Navarre kept riding. All at once the lieutenant raised his sword, spurring his horse forward. Navarre swung his own sword as the other man charged him and parried the lieutenant’s clumsy blow easily. He jammed the hilt of his sword into the young officer’s stomach, knocking him from the saddle; his free hand wrenched the sword from the lieutenant’s grasp as he fell. The guardsman sprawled on the hard pavement, lay moaning with pain and surprise.
Navarre slung the captured sword out across the square toward the line of guards. He sat waiting, his head high, his eyes burning.
The line of guards parted silently, clearing his path to the cathedral doors.
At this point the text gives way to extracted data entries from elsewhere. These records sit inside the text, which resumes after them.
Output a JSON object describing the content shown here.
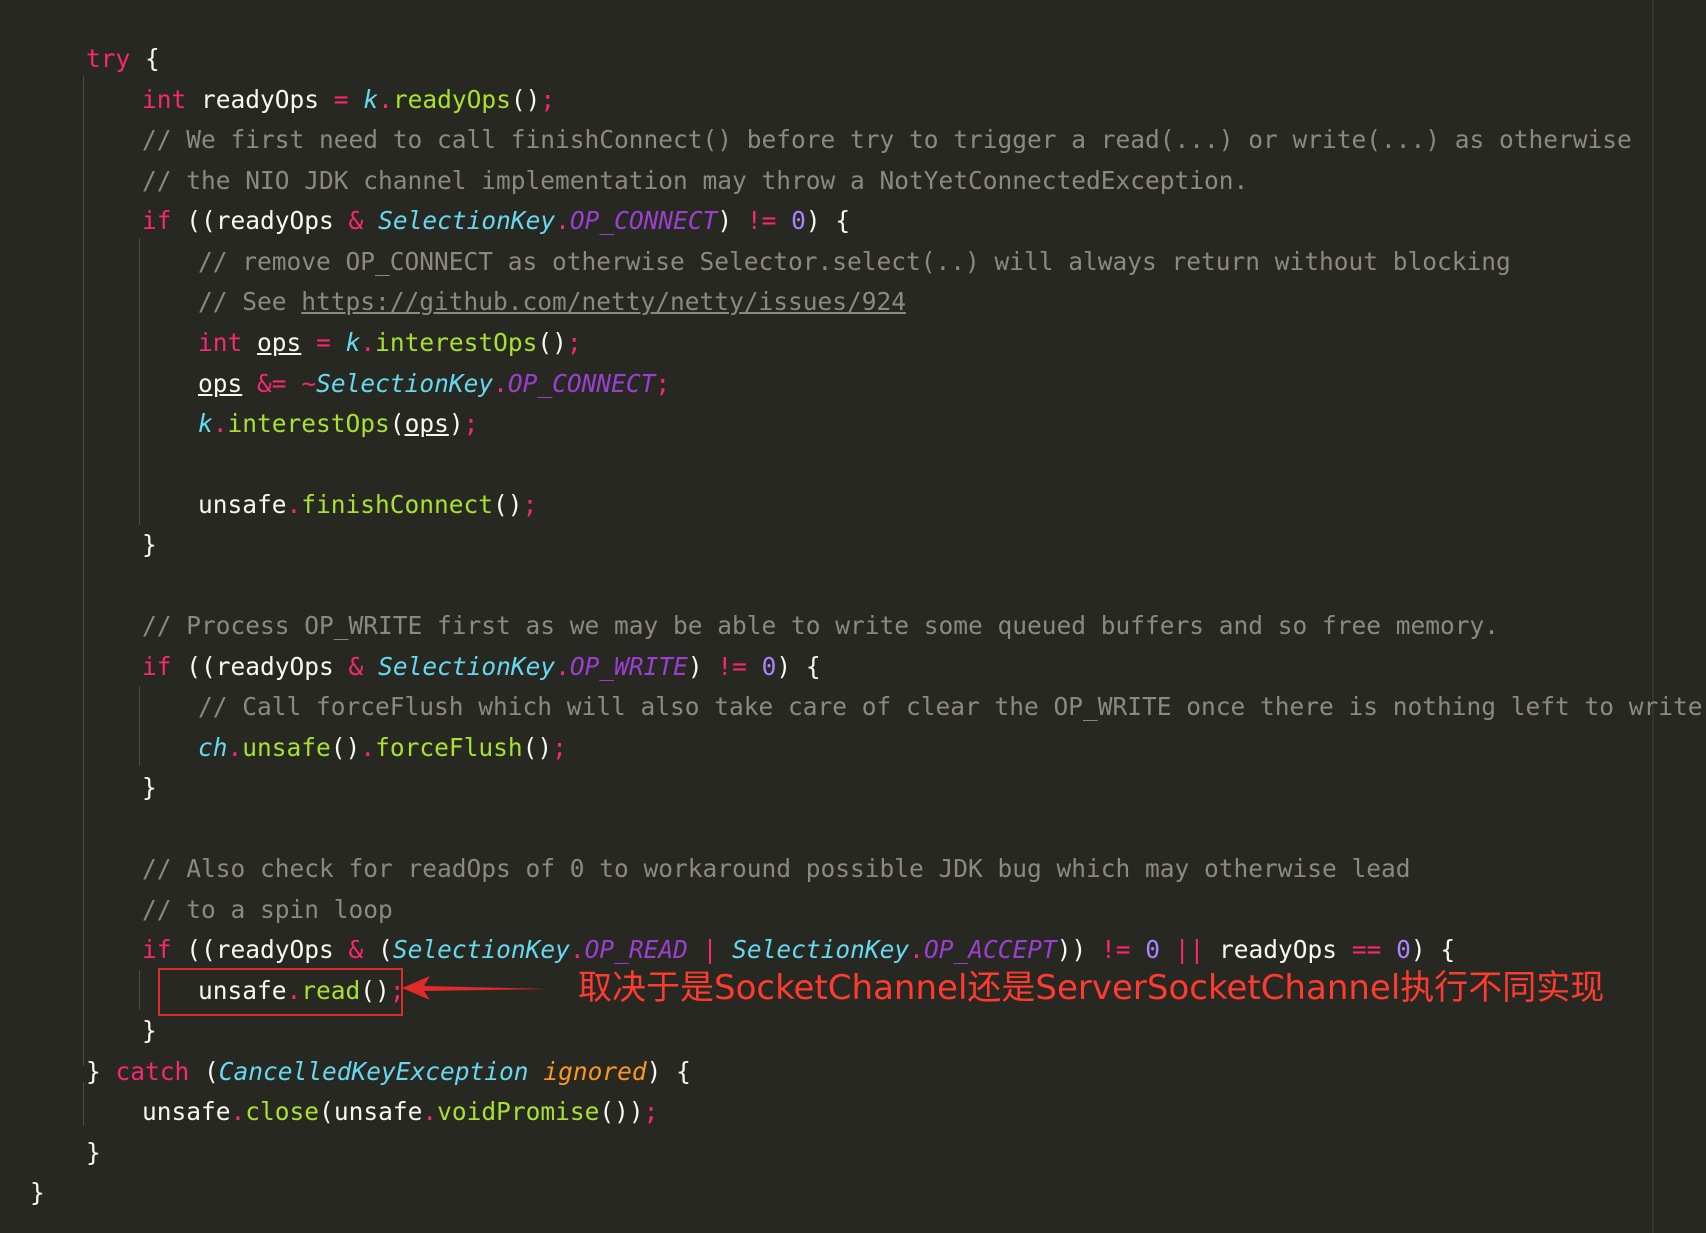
{
  "colors": {
    "background": "#272822",
    "keyword": "#f92672",
    "function": "#a6e22e",
    "class": "#66d9ef",
    "constant": "#9c3fd0",
    "comment": "#8c8a7e",
    "number": "#ae81ff",
    "annotation": "#ff3b30"
  },
  "code": {
    "l1": {
      "kw": "try",
      "rest": " {"
    },
    "l2": {
      "kw": "int",
      "decl": " readyOps ",
      "op": "=",
      "var": "k",
      "dot": ".",
      "fn": "readyOps",
      "paren": "()",
      "semi": ";"
    },
    "l3": "// We first need to call finishConnect() before try to trigger a read(...) or write(...) as otherwise",
    "l4": "// the NIO JDK channel implementation may throw a NotYetConnectedException.",
    "l5": {
      "kw": "if",
      "a": " ((readyOps ",
      "amp": "&",
      "cls": "SelectionKey",
      "dot": ".",
      "const": "OP_CONNECT",
      "b": ") ",
      "neq": "!=",
      "num": "0",
      "c": ") {"
    },
    "l6": "// remove OP_CONNECT as otherwise Selector.select(..) will always return without blocking",
    "l7": {
      "prefix": "// See ",
      "link": "https://github.com/netty/netty/issues/924"
    },
    "l8": {
      "kw": "int",
      "var": "ops",
      "op": "=",
      "k": "k",
      "dot": ".",
      "fn": "interestOps",
      "paren": "()",
      "semi": ";"
    },
    "l9": {
      "var": "ops",
      "op": "&=",
      "tilde": "~",
      "cls": "SelectionKey",
      "dot": ".",
      "const": "OP_CONNECT",
      "semi": ";"
    },
    "l10": {
      "k": "k",
      "dot": ".",
      "fn": "interestOps",
      "open": "(",
      "arg": "ops",
      "close": ")",
      "semi": ";"
    },
    "l11": {
      "obj": "unsafe",
      "dot": ".",
      "fn": "finishConnect",
      "paren": "()",
      "semi": ";"
    },
    "l12": "}",
    "l13": "// Process OP_WRITE first as we may be able to write some queued buffers and so free memory.",
    "l14": {
      "kw": "if",
      "a": " ((readyOps ",
      "amp": "&",
      "cls": "SelectionKey",
      "dot": ".",
      "const": "OP_WRITE",
      "b": ") ",
      "neq": "!=",
      "num": "0",
      "c": ") {"
    },
    "l15": "// Call forceFlush which will also take care of clear the OP_WRITE once there is nothing left to write",
    "l16": {
      "ch": "ch",
      "dot1": ".",
      "fn1": "unsafe",
      "p1": "()",
      "dot2": ".",
      "fn2": "forceFlush",
      "p2": "()",
      "semi": ";"
    },
    "l17": "}",
    "l18": "// Also check for readOps of 0 to workaround possible JDK bug which may otherwise lead",
    "l19": "// to a spin loop",
    "l20": {
      "kw": "if",
      "a": " ((readyOps ",
      "amp": "&",
      "open": " (",
      "cls1": "SelectionKey",
      "dot1": ".",
      "const1": "OP_READ",
      "pipe": "|",
      "cls2": "SelectionKey",
      "dot2": ".",
      "const2": "OP_ACCEPT",
      "b": ")) ",
      "neq": "!=",
      "num1": "0",
      "or": "||",
      "c": " readyOps ",
      "eq": "==",
      "num2": "0",
      "d": ") {"
    },
    "l21": {
      "obj": "unsafe",
      "dot": ".",
      "fn": "read",
      "paren": "()",
      "semi": ";"
    },
    "l22": "}",
    "l23": {
      "close": "} ",
      "kw": "catch",
      "open": " (",
      "cls": "CancelledKeyException",
      "param": "ignored",
      "end": ") {"
    },
    "l24": {
      "obj1": "unsafe",
      "dot1": ".",
      "fn1": "close",
      "open": "(",
      "obj2": "unsafe",
      "dot2": ".",
      "fn2": "voidPromise",
      "close": "())",
      "semi": ";"
    },
    "l25": "}",
    "l26": "}"
  },
  "annotation": {
    "text": "取决于是SocketChannel还是ServerSocketChannel执行不同实现"
  }
}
Looking straight ahead, Navarre urged Goliath forward toward the waiting entrance.
Behind the doors Phillipe worked frantically on the lock, as the muted sounds of challenge and battle reached him from out in the square. He heard the sound of iron-shod hooves ringing on the stone steps of the cathedral—heard the soft scrape of a sword being drawn behind him. He turned, and gasped as he saw the Bishop’s hulking bodyguard almost on top of him, saw the bodyguard’s sword rising above his head. He jammed his blade into the lock with a last desperate thrust.